理事長あいさつ

江藤 文夫 (日本リハビリテーション連携科学学会理事長)


江藤 理事長

連携は現代社会において活動する様々な分野における最も重要なキーワードの一つであり、20世紀に誕生したリハビリテーションの領域では、はじめからチームアプローチを活動形態の特徴として、展開してまいりました。

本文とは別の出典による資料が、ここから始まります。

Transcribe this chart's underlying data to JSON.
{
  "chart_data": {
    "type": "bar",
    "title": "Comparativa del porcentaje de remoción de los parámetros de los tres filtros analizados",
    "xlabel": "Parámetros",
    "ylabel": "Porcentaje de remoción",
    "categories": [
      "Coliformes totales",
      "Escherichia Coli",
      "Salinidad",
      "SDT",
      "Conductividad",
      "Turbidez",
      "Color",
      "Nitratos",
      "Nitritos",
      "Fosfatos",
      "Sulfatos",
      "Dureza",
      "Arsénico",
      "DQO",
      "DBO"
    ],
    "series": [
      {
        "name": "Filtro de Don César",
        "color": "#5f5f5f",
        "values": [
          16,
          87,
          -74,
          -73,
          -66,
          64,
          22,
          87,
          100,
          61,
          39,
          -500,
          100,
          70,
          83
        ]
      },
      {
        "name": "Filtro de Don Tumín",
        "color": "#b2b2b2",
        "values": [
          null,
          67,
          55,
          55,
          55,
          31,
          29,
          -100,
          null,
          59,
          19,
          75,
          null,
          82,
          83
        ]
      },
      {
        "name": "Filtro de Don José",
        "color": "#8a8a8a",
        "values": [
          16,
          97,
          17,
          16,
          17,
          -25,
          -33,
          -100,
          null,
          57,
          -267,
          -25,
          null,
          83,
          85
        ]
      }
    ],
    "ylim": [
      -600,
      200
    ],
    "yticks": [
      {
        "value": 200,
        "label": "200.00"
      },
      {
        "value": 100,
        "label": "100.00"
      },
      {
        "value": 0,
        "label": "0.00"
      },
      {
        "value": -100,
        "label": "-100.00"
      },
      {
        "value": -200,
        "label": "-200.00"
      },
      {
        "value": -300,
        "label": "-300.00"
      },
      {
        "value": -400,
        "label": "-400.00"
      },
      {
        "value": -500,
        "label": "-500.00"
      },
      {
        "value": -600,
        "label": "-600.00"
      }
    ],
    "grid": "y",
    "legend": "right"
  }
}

新しい領域であり、概念を含めて海外より導入されたものであり、20世紀後半より政策的に推進すべき領域とされたことにより、わが国でも急速に普及してきましたが、「リハビリテーション」というカタカナ言葉の持つイメージは分散しがちであります。

20世紀の後半にかけて、医療従事者数は急増し、うち医師の占める比率は著しく縮小し、医師・薬剤師・看護師に加えて多種多様な専門職が医療や福祉で協力分担するようになりました。学問の進歩により職能が分化したというよりも、より良い医療や福祉サービスを求める社会的ニーズ増大を背景として理解することができます。その傾向はさらに拡大しつつあり、それぞれの部署における多様な専門職がチームとして適切に行動できるためには調整役としてのコーディネーターを必要とすることになります。

21世紀を前にして、身体障害に偏することなく精神も知的も含めた障害のリハビリテーションに取り組む高度で包括的な活動へのニーズが高まりました。そうした時代に本学会が設立されました。リハビリテーション全体に関わり、かつ専門分野間の連携を図る理論的研究、こうした理論に裏付けられた専門的技術・方法の開発と実践、および障害のある人々のライフサイクルの視点に立った最適な地域ケア実現のための方策の検討に取組む学術集団を目指して活動しています。

多数の職種が連携して、子供から高齢者まで、日常生活や社会活動に障害のある方々の、それぞれの地域における生活を支援する技術を科学するために、皆さまが本学会に入会し、ホットな議論に参加されることを願っています。